Jesús se levantó y fue acercándose despacio a donde había apuntado el arma. Apenas podía caminar de lo débil que se encontraba. El tiro no pudo ser más preciso, había entrado por el ojo derecho del venado fulminándolo al instante; el salto del animal no fue más que un puro reflejo; al llegar al suelo el ciervo ya estaba muerto. Jesús se quedó sentado durante un largo rato sobre su presa. Era muy agradable sentir el calor de aquel cuerpo que se iba enfriando lentamente. Cortó una buena tajada de la pierna con su cuchillo de monte y se la comió así, cruda, como estaba. Le supo a gloria y su estómago gorjeó agradecido por aquel alimento que al fin recibía después de tantos días. Poco a poco sintió que las fuerzas regresaban a su cuerpo y, apenas pudo ponerse de nuevo en pie, tasajeó al venado y llenó su morral con largas tiras de carne.
Al regresar a su casa, con el estómago lleno de aquel alimento oloroso y nutritivo, sintió el sol tibio de la tarde sobre su rostro y se sintió casi feliz. Iba silbando una tonadilla mientras se apresuraba.
Aún silbaba cuando vio las primeras estrellas del crepúsculo, pero a su paso los perros aullaban una canción muy triste. Ya era noche cerrada cuando llegó a su jacal; sintió una aguja en el corazón cuando vio su casa a oscuras. Nadie había encendido el fuego. Tal vez era que no tenían razón para prender la lumbre si no tenían qué cocinar, o a lo mejor estaban tan desguanzados que no tenían fuerzas para hacer el fogón. No quiso imaginarse lo que le esperaba dentro.

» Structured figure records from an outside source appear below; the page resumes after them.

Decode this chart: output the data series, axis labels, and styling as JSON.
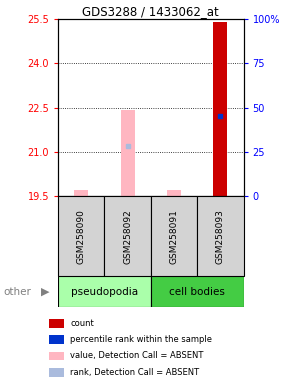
{
  "title": "GDS3288 / 1433062_at",
  "samples": [
    "GSM258090",
    "GSM258092",
    "GSM258091",
    "GSM258093"
  ],
  "ylim": [
    19.5,
    25.5
  ],
  "yticks_left": [
    19.5,
    21.0,
    22.5,
    24.0,
    25.5
  ],
  "yticks_right_pct": [
    0,
    25,
    50,
    75,
    100
  ],
  "yticks_right_labels": [
    "0",
    "25",
    "50",
    "75",
    "100%"
  ],
  "bar_values_pink": [
    19.7,
    22.4,
    19.7,
    null
  ],
  "bar_values_red": [
    null,
    null,
    null,
    25.4
  ],
  "rank_lightblue_y": [
    null,
    21.2,
    null,
    null
  ],
  "rank_blue_y": [
    null,
    null,
    null,
    22.2
  ],
  "bar_color_red": "#cc0000",
  "bar_color_pink": "#ffb6c1",
  "rank_color_blue": "#0033cc",
  "rank_color_lightblue": "#aabbdd",
  "sample_box_color": "#d3d3d3",
  "pseudo_color": "#aaffaa",
  "cell_color": "#44cc44",
  "legend_items": [
    {
      "color": "#cc0000",
      "label": "count"
    },
    {
      "color": "#0033cc",
      "label": "percentile rank within the sample"
    },
    {
      "color": "#ffb6c1",
      "label": "value, Detection Call = ABSENT"
    },
    {
      "color": "#aabbdd",
      "label": "rank, Detection Call = ABSENT"
    }
  ],
  "dotted_lines": [
    21.0,
    22.5,
    24.0
  ],
  "bar_width": 0.3
}
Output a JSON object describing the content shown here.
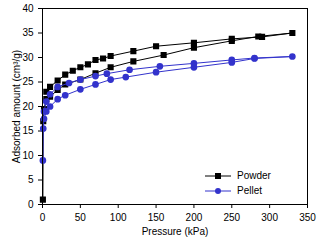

Dentro de la oscuridad del jacal apenas se alcanzaban a escuchar unos jadeos entrecortados. Echó un manojo de varas secas al anafre y sopló sobre las brasas que aún ardían. Poco a poco las lenguas del fuego se levantaron en la negrura. Con el corazón en un puño se acercó a ver a sus hermanos. Tuvo que zarandearlos con violencia para que despertaran; les puso a cada uno un trozo de carne en la boca y les arrimó un jarro de agua para ayudarlos a tragar. Tomó otro tasajo de venado y se lo llevó a su padre, pero dormía demasiado profundamente. Lo sacudió con fuerza, con desesperación, con rabia. No quiso despertar.